Another interesting point is that for InfoSec to be successful, it requires budget support. According to Khalid Kark of Forrester, security spending is between 7.5%-8.5% of the total IT budget:

”Other than maybe financial services, we tended to find the percentage of IT spent that went into security was close to 9% consistently. The interesting thing to look at that in 2007 planned spending data that came out of the research was that there was a consistency there - a level of consistency across industries that tended to follow a consistent pattern of about 8% of
IT budgets going into security. That is good news I think for a lot of security managers who had been trying to get the message across to management that: one security is important and two you need to spend a good amount of your IT money in this area so that you’re well protected going forward.”

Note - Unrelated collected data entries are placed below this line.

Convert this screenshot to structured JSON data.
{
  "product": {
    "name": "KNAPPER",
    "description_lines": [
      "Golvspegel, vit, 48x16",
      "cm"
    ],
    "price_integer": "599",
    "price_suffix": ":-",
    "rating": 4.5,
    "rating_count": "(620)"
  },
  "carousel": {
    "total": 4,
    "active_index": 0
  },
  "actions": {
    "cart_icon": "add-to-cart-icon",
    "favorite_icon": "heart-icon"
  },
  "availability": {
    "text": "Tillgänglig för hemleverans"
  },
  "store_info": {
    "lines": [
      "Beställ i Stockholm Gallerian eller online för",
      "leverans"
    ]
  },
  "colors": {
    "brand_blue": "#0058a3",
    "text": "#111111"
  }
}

”The conclusion is that across industries, whether government or retail or telecom the ages are between 7.5% and 8.5% and there’s a convergence of IT spending going into security. This convergence speaks to some maturing that we also see in the overall security market.”


Steve Zenone said...

To note, back in 2001, R. Witty of GartnerG2 (now known as Gartner) wrote an article on strategic planning titled, “A look at the role of the chief information security officer.” Within the article Witty stated:

"The CIO and CISO have conflicting goals. The CIO is responsible for the availability of electronic assets, whereas the CISO is responsible for ensuring their confidentiality and integrity. Therefore, the CISO needs to be independent so as to report to senior management any conflicts between the delivery of technology in rapidly shorter time cycles and the need for controls that interfere with the delivery."

In other words, the GartnerG2 recommendation is that the CISO report to someone other than the CIO. An example would having the CISO report directly to the CEO in a peer relationship with the CIO.